隣の年下くんがダンジョンの同居人につき、リアルでも溺愛始まりました

 感無量の喜びをひしひしと味わっていると、五百城がはいと紙袋を差し出した。「クリスマスプレゼント交換のやつです」と彼がいう。

 周りを見ると病室には五百城と二人きりだった。私が用意したプレゼントは、旅館の冷蔵庫の中のパプリカが入ったケースと一緒に冷えているはず。

「ごめん、プレゼントは……忘れちゃって」

「いいです。烈火さんがいるだけで十分なんで。
 それと……」

 五百城は袋をトントンと叩く。
 これは、早く開けて欲しいってことらしい。


 開けると、どこかのテーマパークにでも売っていそうな、黒い獣耳がついたカチューシャだった。耳の形的に猫――だろうか。流石にこの歳でケモミミをつけるのは恥ずかしさしかないので、「ありがとう」と感謝だけ伝えて袋にしまおうと摘み上げた。

「僕からのプレゼント。

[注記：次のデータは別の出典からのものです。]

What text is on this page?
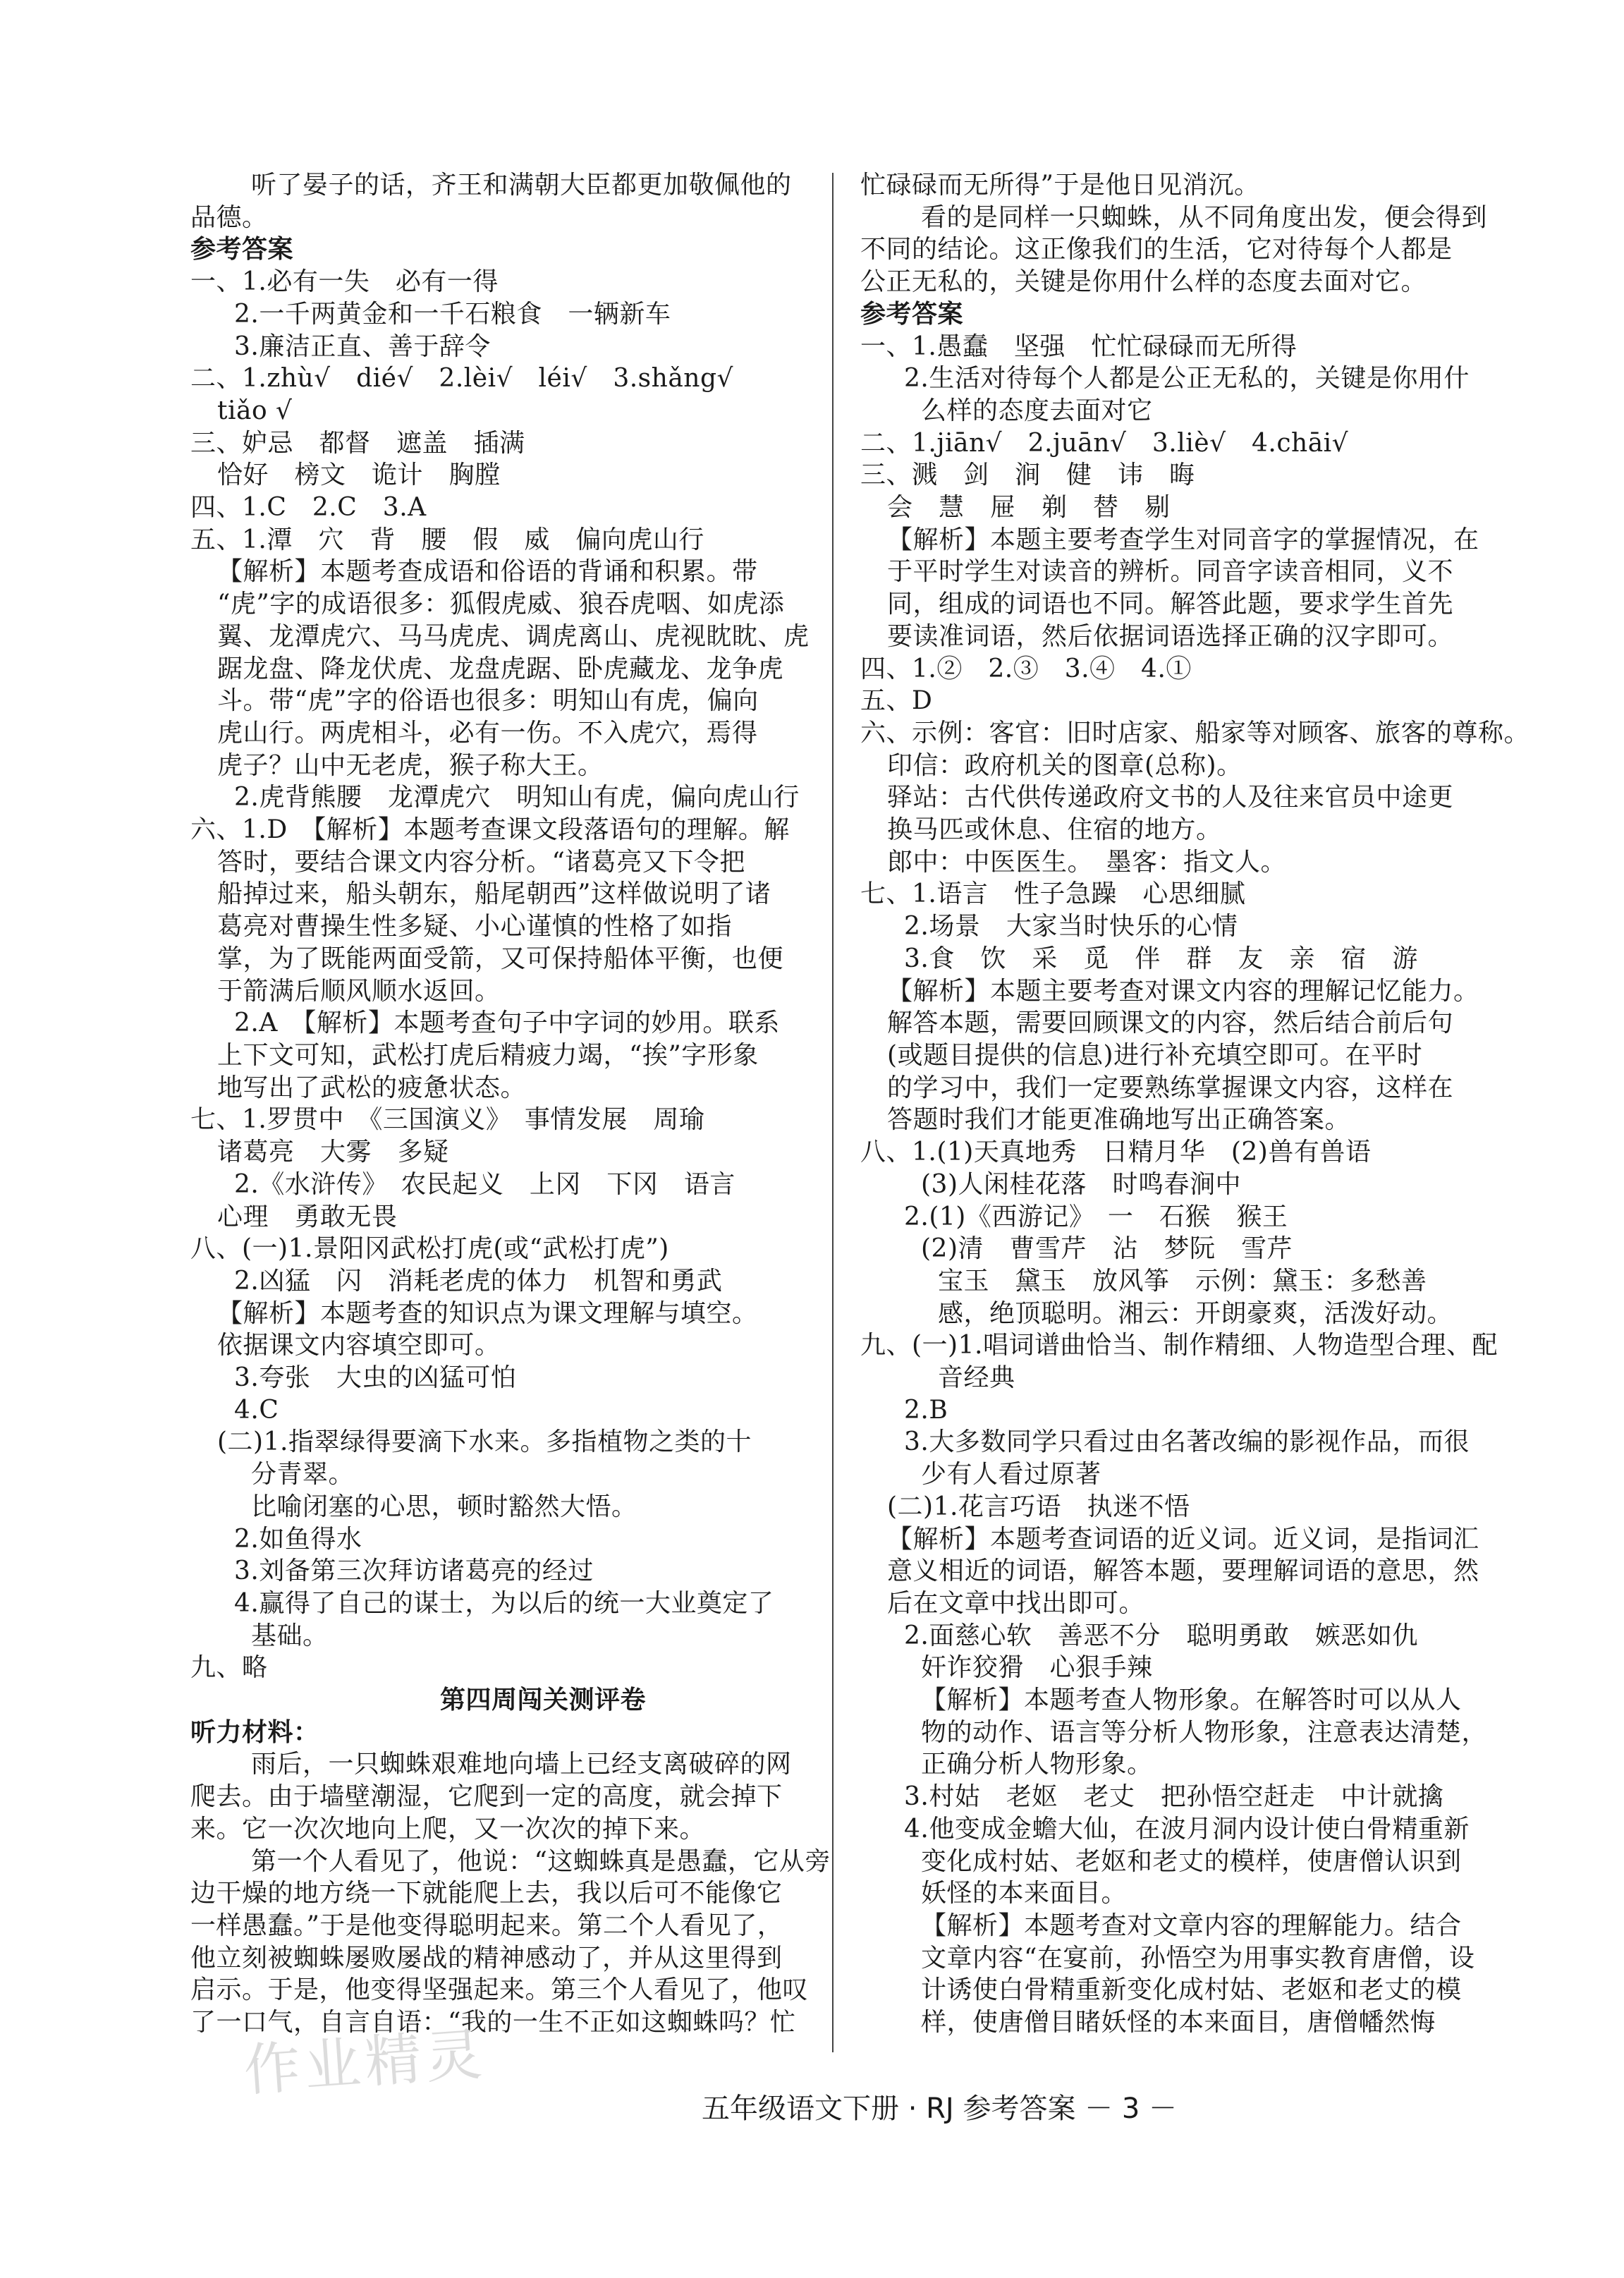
听了晏子的话，齐王和满朝大臣都更加敬佩他的
品德。
参考答案
一、1.必有一失　必有一得
2.一千两黄金和一千石粮食　一辆新车
3.廉洁正直、善于辞令
二、1.zhù√　dié√　2.lèi√　léi√　3.shǎng√
tiǎo √
三、妒忌　都督　遮盖　插满
恰好　榜文　诡计　胸膛
四、1.C　2.C　3.A
五、1.潭　穴　背　腰　假　威　偏向虎山行
【解析】本题考查成语和俗语的背诵和积累。带
“虎”字的成语很多：狐假虎威、狼吞虎咽、如虎添
翼、龙潭虎穴、马马虎虎、调虎离山、虎视眈眈、虎
踞龙盘、降龙伏虎、龙盘虎踞、卧虎藏龙、龙争虎
斗。带“虎”字的俗语也很多：明知山有虎，偏向
虎山行。两虎相斗，必有一伤。不入虎穴，焉得
虎子？山中无老虎，猴子称大王。
2.虎背熊腰　龙潭虎穴　明知山有虎，偏向虎山行
六、1.D　【解析】本题考查课文段落语句的理解。解
答时，要结合课文内容分析。“诸葛亮又下令把
船掉过来，船头朝东，船尾朝西”这样做说明了诸
葛亮对曹操生性多疑、小心谨慎的性格了如指
掌，为了既能两面受箭，又可保持船体平衡，也便
于箭满后顺风顺水返回。
2.A　【解析】本题考查句子中字词的妙用。联系
上下文可知，武松打虎后精疲力竭，“挨”字形象
地写出了武松的疲惫状态。
七、1.罗贯中　《三国演义》　事情发展　周瑜
诸葛亮　大雾　多疑
2.《水浒传》　农民起义　上冈　下冈　语言
心理　勇敢无畏
八、(一)1.景阳冈武松打虎(或“武松打虎”)
2.凶猛　闪　消耗老虎的体力　机智和勇武
【解析】本题考查的知识点为课文理解与填空。
依据课文内容填空即可。
3.夸张　大虫的凶猛可怕
4.C
(二)1.指翠绿得要滴下水来。多指植物之类的十
分青翠。
比喻闭塞的心思，顿时豁然大悟。
2.如鱼得水
3.刘备第三次拜访诸葛亮的经过
4.赢得了自己的谋士，为以后的统一大业奠定了
基础。
九、略
第四周闯关测评卷
听力材料：
雨后，一只蜘蛛艰难地向墙上已经支离破碎的网
爬去。由于墙壁潮湿，它爬到一定的高度，就会掉下
来。它一次次地向上爬，又一次次的掉下来。
第一个人看见了，他说：“这蜘蛛真是愚蠢，它从旁
边干燥的地方绕一下就能爬上去，我以后可不能像它
一样愚蠢。”于是他变得聪明起来。第二个人看见了，
他立刻被蜘蛛屡败屡战的精神感动了，并从这里得到
启示。于是，他变得坚强起来。第三个人看见了，他叹
了一口气，自言自语：“我的一生不正如这蜘蛛吗？忙
忙碌碌而无所得”于是他日见消沉。
看的是同样一只蜘蛛，从不同角度出发，便会得到
不同的结论。这正像我们的生活，它对待每个人都是
公正无私的，关键是你用什么样的态度去面对它。
参考答案
一、1.愚蠢　坚强　忙忙碌碌而无所得
2.生活对待每个人都是公正无私的，关键是你用什
么样的态度去面对它
二、1.jiān√　2.juān√　3.liè√　4.chāi√
三、溅　剑　涧　健　讳　晦
会　慧　屉　剃　替　剔
【解析】本题主要考查学生对同音字的掌握情况，在
于平时学生对读音的辨析。同音字读音相同，义不
同，组成的词语也不同。解答此题，要求学生首先
要读准词语，然后依据词语选择正确的汉字即可。
四、1.②　2.③　3.④　4.①
五、D
六、示例：客官：旧时店家、船家等对顾客、旅客的尊称。
印信：政府机关的图章(总称)。
驿站：古代供传递政府文书的人及往来官员中途更
换马匹或休息、住宿的地方。
郎中：中医医生。　墨客：指文人。
七、1.语言　性子急躁　心思细腻
2.场景　大家当时快乐的心情
3.食　饮　采　觅　伴　群　友　亲　宿　游
【解析】本题主要考查对课文内容的理解记忆能力。
解答本题，需要回顾课文的内容，然后结合前后句
(或题目提供的信息)进行补充填空即可。在平时
的学习中，我们一定要熟练掌握课文内容，这样在
答题时我们才能更准确地写出正确答案。
八、1.(1)天真地秀　日精月华　(2)兽有兽语
(3)人闲桂花落　时鸣春涧中
2.(1)《西游记》　一　石猴　猴王
(2)清　曹雪芹　沾　梦阮　雪芹
宝玉　黛玉　放风筝　示例：黛玉：多愁善
感，绝顶聪明。湘云：开朗豪爽，活泼好动。
九、(一)1.唱词谱曲恰当、制作精细、人物造型合理、配
音经典
2.B
3.大多数同学只看过由名著改编的影视作品，而很
少有人看过原著
(二)1.花言巧语　执迷不悟
【解析】本题考查词语的近义词。近义词，是指词汇
意义相近的词语，解答本题，要理解词语的意思，然
后在文章中找出即可。
2.面慈心软　善恶不分　聪明勇敢　嫉恶如仇
奸诈狡猾　心狠手辣
【解析】本题考查人物形象。在解答时可以从人
物的动作、语言等分析人物形象，注意表达清楚，
正确分析人物形象。
3.村姑　老妪　老丈　把孙悟空赶走　中计就擒
4.他变成金蟾大仙，在波月洞内设计使白骨精重新
变化成村姑、老妪和老丈的模样，使唐僧认识到
妖怪的本来面目。
【解析】本题考查对文章内容的理解能力。结合
文章内容“在宴前，孙悟空为用事实教育唐僧，设
计诱使白骨精重新变化成村姑、老妪和老丈的模
样，使唐僧目睹妖怪的本来面目，唐僧幡然悔
作业精灵
五年级语文下册 · RJ 参考答案 － 3 －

つけてくれますか」

「いやあの、こういうのはムギちゃ……
 鵲さんみたいな可愛いこが似合うと思うし」

「つけて欲しいです」

「病室だし、病院の病衣だし、せめてメイクしてる時とかに」

「つけてください」

 五百城は一歩も引き下がろうとしない。
 ……なんの罰ゲームだ。
 まあ、五百城と2人きりだし、命を助けてくれたのだから、これぐらいの要求は飲んでもいいだろう。

 ……今日、黒歴史が追加されるのか。

 髪を手櫛で直しつつ、カチューシャを差し込む。
 耳が自然に出ているように馴染ませてから、五百城へと振り返った。